Sie sind die „Türsteher“ Europas: Seit 2004 koordiniert Frontex den Schutz und die Überwachung der europäischen Außengrenzen. Im Zuge der Flüchtlingskrise soll die EU-Einrichtung mehr Befugnisse erhalten und zu einer Art Grenztruppe ausgebaut werden. Welche Aufgaben hat Frontex und warum steht die Grenzschutzagentur bei Menschenrechtlern unter Beschuss?

Frontex drängt Flüchtlingsboote ab und greift bei Seenot nicht schnell genug ein, lautet die Kritik an Frontex © iStock.com / Joel Carillet
Frontex steht für „frontières extérieures“, das französische Wort für Außengrenzen. Die deutsche Bezeichnung lautet Europäische Agentur für die operative Zusammenarbeit an den Außengrenzen der Mitgliedstaaten der Europäischen Union. Sitz der EU-Einrichtung ist die polnische Hauptstadt Warschau. Anfang 2015 folgte Fabrice Leggeri als Direktor auf Ikka Laitinen.
Frontex: Europas Wachhund oder Garant für sichere Grenzen?
14.000 Kilometer Außengrenze, 300 Mitarbeiter und rund 100 Millionen Euro Jahresbudget: Bisher ist Frontex eher ein europaweiter Koordinator als eine eigenständige Grenzpolizei. Dafür fehlen der aus Warschau befehligten Truppe auch wesentliche Befugnisse. So dürfen Frontex-Mitarbeiter gegenüber EU-Bürgern keinen Zwang anwenden – sie beispielsweise nicht verhaften oder innerhalb des Raums, in dem das Schengener Abkommen gilt, systematisch überprüfen. Vielmehr laufen bei Frontex die Fäden der Grenzschutz-Einrichtungen aller 28 EU-Mitgliedsstaaten zusammen. Ihre Hauptaufgaben sind:
- Einschätzung der Risiko- und Gefährdungslage an der EU-Außengrenze
- Koordinierung bei gemeinsamen Einsätzen der Grenzpolizeien einzelner europäischer Länder
- Unterstützung und Beratung bei der Ausbildung von Grenzbeamten oder bei der Sicherung von Grenzanlagen
- Koordination mit Sicherheitsbehörden in und außerhalb Europas
- Unterstützung einzelner EU-Staaten bei der Abschiebung von Menschen aus Drittstaaten
- Mitwirkung beim Aufbau von Hotspot, also Aufnahme- und Registrierungszentren für Flüchtlinge
Was Menschenrechtler an Frontex kritisieren
Mehrere Tausend Flüchtlinge sind 2015 bei der Flucht über das Mittelmeer ertrunken. Menschenrechtler geben der Grenzschutzagentur Frontex zumindest eine Mitschuld an der Tragödie. So verurteilte der Europäische Gerichtshof 2012 sogenannte „Push-Back“-Aktionen: Mehrfach hatten die Grenzschützer Flüchtlingsboote gewaltsam an der Fahrt in EU-Gewässer gehindert und ins offene Meer zurückgedrängt. Zudem wird kritisiert, dass Rettungsmaßnahmen oft zu spät oder überhaupt nicht bei in Seenot geratenen Flüchtlingsbooten ankommen.

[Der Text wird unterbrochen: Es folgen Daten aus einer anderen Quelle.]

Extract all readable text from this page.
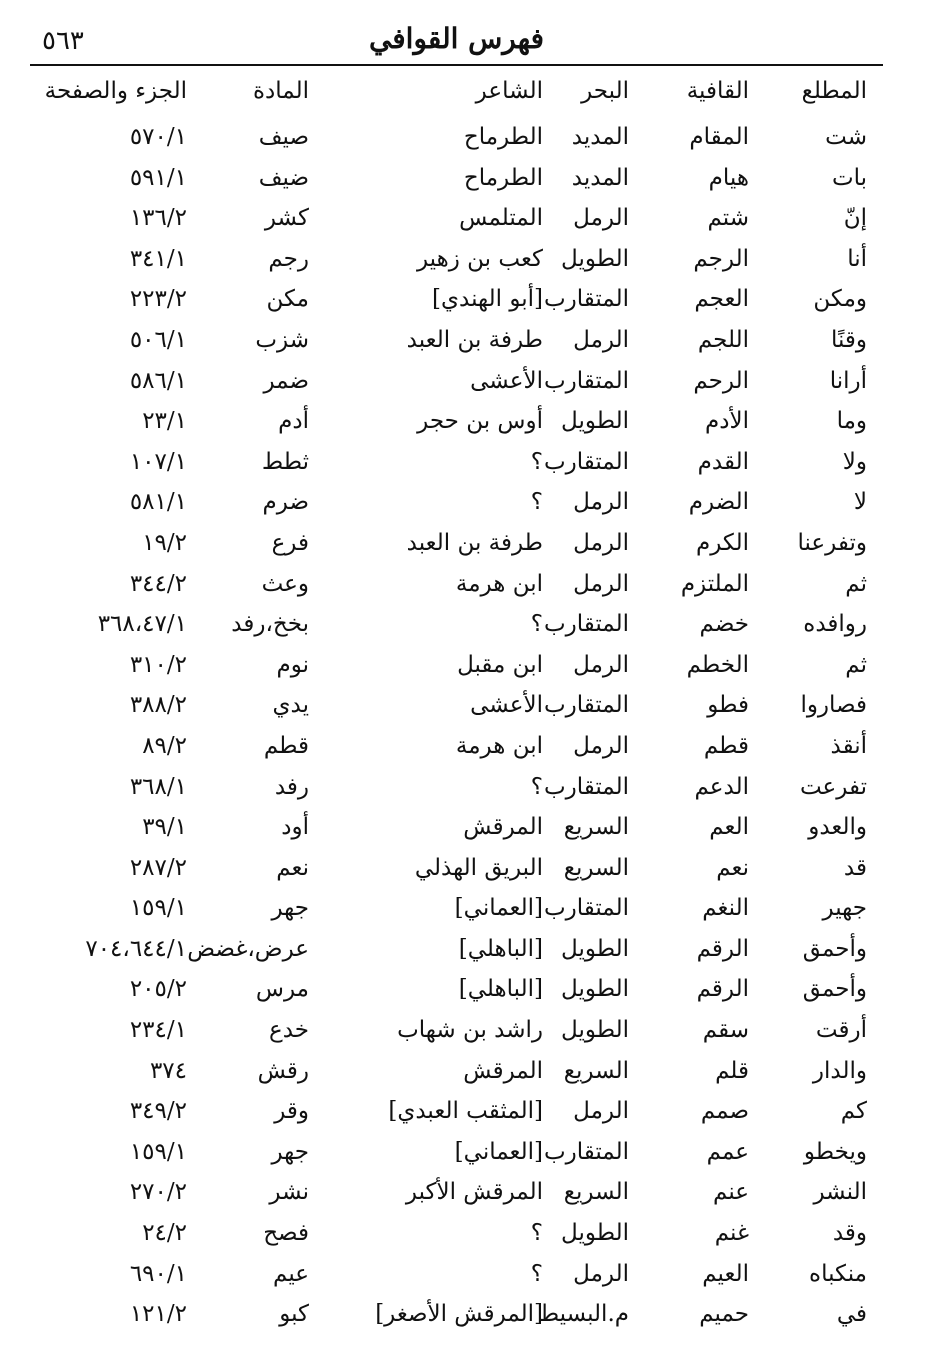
فهرس القوافي
٥٦٣
المطلع
القافية
البحر
الشاعر
المادة
الجزء والصفحة
شت
المقام
المديد
الطرماح
صيف
٥٧٠/١
بات
هيام
المديد
الطرماح
ضيف
٥٩١/١
إنّ
شتم
الرمل
المتلمس
كشر
١٣٦/٢
أنا
الرجم
الطويل
كعب بن زهير
رجم
٣٤١/١
ومكن
العجم
المتقارب
[أبو الهندي]
مكن
٢٢٣/٢
وقنًا
اللجم
الرمل
طرفة بن العبد
شزب
٥٠٦/١
أرانا
الرحم
المتقارب
الأعشى
ضمر
٥٨٦/١
وما
الأدم
الطويل
أوس بن حجر
أدم
٢٣/١
ولا
القدم
المتقارب
؟
ثطط
١٠٧/١
لا
الضرم
الرمل
؟
ضرم
٥٨١/١
وتفرعنا
الكرم
الرمل
طرفة بن العبد
فرع
١٩/٢
ثم
الملتزم
الرمل
ابن هرمة
وعث
٣٤٤/٢
روافده
خضم
المتقارب
؟
بخخ،رفد
٣٦٨،٤٧/١
ثم
الخطم
الرمل
ابن مقبل
نوم
٣١٠/٢
فصاروا
فطو
المتقارب
الأعشى
يدي
٣٨٨/٢
أنقذ
قطم
الرمل
ابن هرمة
قطم
٨٩/٢
تفرعت
الدعم
المتقارب
؟
رفد
٣٦٨/١
والعدو
العم
السريع
المرقش
أود
٣٩/١
قد
نعم
السريع
البريق الهذلي
نعم
٢٨٧/٢
جهير
النغم
المتقارب
[العماني]
جهر
١٥٩/١
وأحمق
الرقم
الطويل
[الباهلي]
عرض،غضض
٧٠٤،٦٤٤/١
وأحمق
الرقم
الطويل
[الباهلي]
مرس
٢٠٥/٢
أرقت
سقم
الطويل
راشد بن شهاب
خدع
٢٣٤/١
والدار
قلم
السريع
المرقش
رقش
٣٧٤
كم
صمم
الرمل
[المثقب العبدي]
وقر
٣٤٩/٢
ويخطو
عمم
المتقارب
[العماني]
جهر
١٥٩/١
النشر
عنم
السريع
المرقش الأكبر
نشر
٢٧٠/٢
وقد
غنم
الطويل
؟
فصح
٢٤/٢
منكباه
العيم
الرمل
؟
عيم
٦٩٠/١
في
حميم
م.البسيط
[المرقش الأصغر]
كبو
١٢١/٢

Frontex soll zu einer Einsatzgruppe an der EU-Außengrenze werden

Frontex soll mehr Macht erhalten, um die EU-Außengrenzen stärker zu schützen © iStock.com / Charles Schug
Um den grenzfreien Schengen-Raum nicht weiter aufzuweichen, hat die EU-Kommission im Dezember 2015 beschlossen, die EU-Außengrenzen stärker zu schützen. Dazu soll Frontex mehr Macht erhalten. Vorgesehen ist unter anderem, dass die Agentur
- künftig als ständig einsatzbereite Grenzschutztruppe beziehungsweise Küstenwache agiert
- die Kontrolle eines nationalen Grenzabschnitts übernimmt, wenn der betroffene EU-Staat selbst nicht dazu in der Lage ist oder sich dagegen weigert
- die massenhafte Abschiebung abgelehnter Asylbewerber koordiniert
- auch EU-Bürger an den Außengrenzen systematisch kontrolliert
Um dies alles leisten zu können, sollen die Ressourcen von Frontex aufgestockt werden. So wird sich das Budget 2016 im Vergleich zum Vorjahr verdoppelt und soll bis 2020 auf 322 Millionen Euro steigen. Personell will die EU-Kommission die Grenzschutzagentur von derzeit etwas mehr als 300 auf etwa 1.000 Mitarbeiter erhöhen. Zudem sollen im Notfall weitere 1.500 Grenzbeamte aus den Mitgliedsländern der Frontex-Einsatzgruppe auf Anforderung zur Verfügung stehen.